M. [V] [T] a interjeté appel d’un jugement du tribunal de commerce de Meaux du 20 septembre 2022, qui l’avait condamné à payer 18 000 euros à la société CIC Est, ainsi qu’à verser 1 000 euros au titre de l’article 700 du code de procédure civile et à supporter les dépens. Dans ses conclusions, M. [T] demandait l’infirmation du jugement et le déboutement de la banque de toutes ses demandes, tout en réclamant des dommages et intérêts pour procédure abusive et préjudice moral. De son côté, la banque CIC Est a demandé la confirmation du jugement et des condamnations supplémentaires à l’encontre de M. [T].

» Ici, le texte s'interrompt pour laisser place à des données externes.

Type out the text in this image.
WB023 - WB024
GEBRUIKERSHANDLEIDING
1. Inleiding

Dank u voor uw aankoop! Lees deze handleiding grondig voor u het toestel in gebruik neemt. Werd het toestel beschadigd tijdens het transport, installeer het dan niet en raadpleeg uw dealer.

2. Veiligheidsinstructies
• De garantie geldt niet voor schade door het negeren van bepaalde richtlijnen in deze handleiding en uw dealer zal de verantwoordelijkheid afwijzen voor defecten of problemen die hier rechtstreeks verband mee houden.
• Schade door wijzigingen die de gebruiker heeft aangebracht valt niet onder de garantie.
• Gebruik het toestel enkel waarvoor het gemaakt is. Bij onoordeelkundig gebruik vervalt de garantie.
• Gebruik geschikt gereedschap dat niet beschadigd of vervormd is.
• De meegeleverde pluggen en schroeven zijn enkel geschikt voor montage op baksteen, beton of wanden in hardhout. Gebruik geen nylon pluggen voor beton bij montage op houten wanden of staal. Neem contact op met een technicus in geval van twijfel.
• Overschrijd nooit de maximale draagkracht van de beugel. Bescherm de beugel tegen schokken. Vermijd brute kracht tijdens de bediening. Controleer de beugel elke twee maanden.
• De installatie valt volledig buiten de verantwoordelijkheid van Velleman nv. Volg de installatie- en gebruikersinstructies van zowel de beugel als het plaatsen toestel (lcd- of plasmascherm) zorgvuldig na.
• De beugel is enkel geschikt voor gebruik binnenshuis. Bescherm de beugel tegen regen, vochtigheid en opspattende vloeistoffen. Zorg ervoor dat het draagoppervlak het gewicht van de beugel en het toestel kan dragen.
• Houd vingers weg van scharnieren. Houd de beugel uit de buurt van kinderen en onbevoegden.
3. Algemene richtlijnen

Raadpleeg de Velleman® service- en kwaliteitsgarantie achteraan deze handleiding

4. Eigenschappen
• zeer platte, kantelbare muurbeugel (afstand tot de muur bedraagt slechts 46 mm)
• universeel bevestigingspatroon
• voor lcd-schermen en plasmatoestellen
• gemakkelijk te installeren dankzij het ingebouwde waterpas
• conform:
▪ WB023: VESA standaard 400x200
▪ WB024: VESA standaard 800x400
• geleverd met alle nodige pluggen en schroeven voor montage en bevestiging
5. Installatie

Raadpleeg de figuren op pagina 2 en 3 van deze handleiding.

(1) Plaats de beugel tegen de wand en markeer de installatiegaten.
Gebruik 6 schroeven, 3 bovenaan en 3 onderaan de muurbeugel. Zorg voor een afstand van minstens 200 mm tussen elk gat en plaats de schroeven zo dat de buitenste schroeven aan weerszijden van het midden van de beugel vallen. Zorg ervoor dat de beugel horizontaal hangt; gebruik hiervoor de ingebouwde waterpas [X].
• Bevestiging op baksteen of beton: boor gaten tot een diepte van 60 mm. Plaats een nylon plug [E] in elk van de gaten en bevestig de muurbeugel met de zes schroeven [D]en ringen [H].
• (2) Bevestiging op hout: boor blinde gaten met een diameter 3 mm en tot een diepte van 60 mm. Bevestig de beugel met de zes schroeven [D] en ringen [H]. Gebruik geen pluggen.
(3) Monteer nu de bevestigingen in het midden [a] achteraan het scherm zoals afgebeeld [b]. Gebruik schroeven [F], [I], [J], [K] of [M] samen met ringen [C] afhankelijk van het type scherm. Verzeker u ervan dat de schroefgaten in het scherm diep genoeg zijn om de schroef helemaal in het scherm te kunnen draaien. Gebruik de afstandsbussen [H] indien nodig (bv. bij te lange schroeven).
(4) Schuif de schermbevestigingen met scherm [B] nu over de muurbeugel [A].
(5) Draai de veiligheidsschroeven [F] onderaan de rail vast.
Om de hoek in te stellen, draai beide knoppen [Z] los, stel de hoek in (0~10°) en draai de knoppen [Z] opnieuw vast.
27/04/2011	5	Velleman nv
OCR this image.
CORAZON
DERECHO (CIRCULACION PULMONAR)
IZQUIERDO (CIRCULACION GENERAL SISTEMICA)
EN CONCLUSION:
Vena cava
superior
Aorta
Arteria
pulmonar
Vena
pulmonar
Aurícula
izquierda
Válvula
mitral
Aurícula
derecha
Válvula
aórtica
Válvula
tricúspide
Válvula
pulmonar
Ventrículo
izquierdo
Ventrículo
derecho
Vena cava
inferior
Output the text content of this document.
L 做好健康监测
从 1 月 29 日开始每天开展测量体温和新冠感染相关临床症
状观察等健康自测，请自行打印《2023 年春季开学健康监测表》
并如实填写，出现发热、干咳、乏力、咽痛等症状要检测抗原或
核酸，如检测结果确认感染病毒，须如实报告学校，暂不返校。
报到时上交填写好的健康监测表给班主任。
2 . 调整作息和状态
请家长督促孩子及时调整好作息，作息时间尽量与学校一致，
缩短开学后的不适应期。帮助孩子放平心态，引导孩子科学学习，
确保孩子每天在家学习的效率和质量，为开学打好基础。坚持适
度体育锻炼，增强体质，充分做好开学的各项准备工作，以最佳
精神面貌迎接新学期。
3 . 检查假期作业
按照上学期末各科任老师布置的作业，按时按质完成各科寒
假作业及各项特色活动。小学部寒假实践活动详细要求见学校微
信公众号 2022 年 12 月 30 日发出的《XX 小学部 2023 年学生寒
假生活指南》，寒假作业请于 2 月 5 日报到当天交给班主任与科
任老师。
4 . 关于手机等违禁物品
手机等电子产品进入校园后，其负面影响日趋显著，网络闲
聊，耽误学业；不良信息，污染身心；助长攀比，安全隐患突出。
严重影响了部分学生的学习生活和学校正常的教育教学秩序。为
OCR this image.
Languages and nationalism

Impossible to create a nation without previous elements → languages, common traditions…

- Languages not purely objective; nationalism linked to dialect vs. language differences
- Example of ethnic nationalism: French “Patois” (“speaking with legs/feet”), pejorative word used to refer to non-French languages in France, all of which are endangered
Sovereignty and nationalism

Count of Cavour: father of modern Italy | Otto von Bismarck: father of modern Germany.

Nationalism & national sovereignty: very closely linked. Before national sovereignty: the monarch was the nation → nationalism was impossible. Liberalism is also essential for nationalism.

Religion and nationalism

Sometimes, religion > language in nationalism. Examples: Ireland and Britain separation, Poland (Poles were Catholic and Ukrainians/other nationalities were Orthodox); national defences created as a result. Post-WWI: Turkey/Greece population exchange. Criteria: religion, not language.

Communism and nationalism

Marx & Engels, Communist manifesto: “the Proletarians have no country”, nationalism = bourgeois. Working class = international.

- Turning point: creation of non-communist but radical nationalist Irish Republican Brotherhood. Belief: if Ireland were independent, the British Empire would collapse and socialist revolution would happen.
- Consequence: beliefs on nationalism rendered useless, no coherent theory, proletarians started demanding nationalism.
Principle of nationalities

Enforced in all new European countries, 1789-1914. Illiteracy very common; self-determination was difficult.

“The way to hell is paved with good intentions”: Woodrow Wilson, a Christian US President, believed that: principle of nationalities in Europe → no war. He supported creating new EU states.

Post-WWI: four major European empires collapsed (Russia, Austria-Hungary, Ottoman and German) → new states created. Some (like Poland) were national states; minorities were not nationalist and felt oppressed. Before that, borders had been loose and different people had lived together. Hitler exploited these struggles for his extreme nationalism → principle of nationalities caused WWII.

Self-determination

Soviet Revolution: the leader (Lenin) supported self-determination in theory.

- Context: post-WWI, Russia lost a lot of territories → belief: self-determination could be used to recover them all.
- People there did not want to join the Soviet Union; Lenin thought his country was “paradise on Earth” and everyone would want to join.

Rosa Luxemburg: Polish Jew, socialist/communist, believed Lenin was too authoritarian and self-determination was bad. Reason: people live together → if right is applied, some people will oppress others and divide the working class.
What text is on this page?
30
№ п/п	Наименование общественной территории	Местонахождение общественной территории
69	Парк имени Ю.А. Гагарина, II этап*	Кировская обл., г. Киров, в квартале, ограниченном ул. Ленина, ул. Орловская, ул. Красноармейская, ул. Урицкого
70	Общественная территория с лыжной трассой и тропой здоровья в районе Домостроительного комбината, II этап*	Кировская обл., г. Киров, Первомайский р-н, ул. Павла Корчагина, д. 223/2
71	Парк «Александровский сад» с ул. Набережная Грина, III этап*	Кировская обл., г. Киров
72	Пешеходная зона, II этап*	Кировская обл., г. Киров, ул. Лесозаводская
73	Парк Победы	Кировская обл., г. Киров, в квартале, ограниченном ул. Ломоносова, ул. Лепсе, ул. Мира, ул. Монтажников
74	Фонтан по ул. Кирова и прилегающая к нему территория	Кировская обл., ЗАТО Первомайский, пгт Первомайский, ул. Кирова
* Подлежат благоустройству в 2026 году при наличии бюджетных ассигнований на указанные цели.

Le 27 mars 2024, la cour a ordonné la réouverture des débats et la comparution de M. [T]. À l’issue de l’audience, la cour a confirmé le jugement initial dans toutes ses dispositions, a débouté M. [T] de ses demandes et l’a condamné à payer 1 500 euros à la banque pour frais irrépétibles, ainsi qu’aux dépens d’appel.

REPUBLIQUE FRANÇAISE
AU NOM DU PEUPLE FRANÇAIS

11 septembre 2024
Cour d’appel de Paris
RG
22/17941
Copies exécutoires REPUBLIQUE FRANCAISE

délivrées aux parties le : AU NOM DU PEUPLE FRANCAIS

COUR D’APPEL DE PARIS

Pôle 5 – Chambre 6

ARRET DU 11 SEPTEMBRE 2024

(n° , 6 pages)

Numéro d’inscription au répertoire général : N° RG 22/17941 – N° Portalis 35L7-V-B7G-CGSLL

Décision déférée à la Cour : Jugement du 20 Septembre 2022 – tribunal de commerce de Meaux – RG n°2022003509

APPELANT

Monsieur [V] [T]

né le [Date naissance 4] 1974 à [Localité 6]

[Adresse 2]

[Localité 5]

comparant à l’audience

Représenté par Me Simone AYACHE, avocat au barreau de PARIS, toque : B0960

Ayant pour avocat plaidant Me Michèle PEREZ, avocat au barreau de VAL D’OISE, toque : 207

INTIMÉE

S.A. CIC EST

[Adresse 1]

[Localité 3]

N°SIRET : 754 800 712

agissant poursuites et diligences de son représentant légal domicilié en cette qualité audit siège

Représentée par Me François MEURIN de la SELARL TOURAUT AVOCATS, avocat au barreau de MEAUX

Ayant pour avocat plaidant Me Bertrand DURIEUX de la SCP TOURAUT ET ASSOCIES, avocat au barreau de MEAUX

COMPOSITION DE LA COUR :

En application des dispositions des articles 805 et 907 du code de procédure civile, l’affaire a été débattue le 06 Juin 2024, en audience publique, les avocats ne s’y étant pas opposés, devant Mme Pascale SAPPEY-GUESDON, conseillère,entendue en son rapport.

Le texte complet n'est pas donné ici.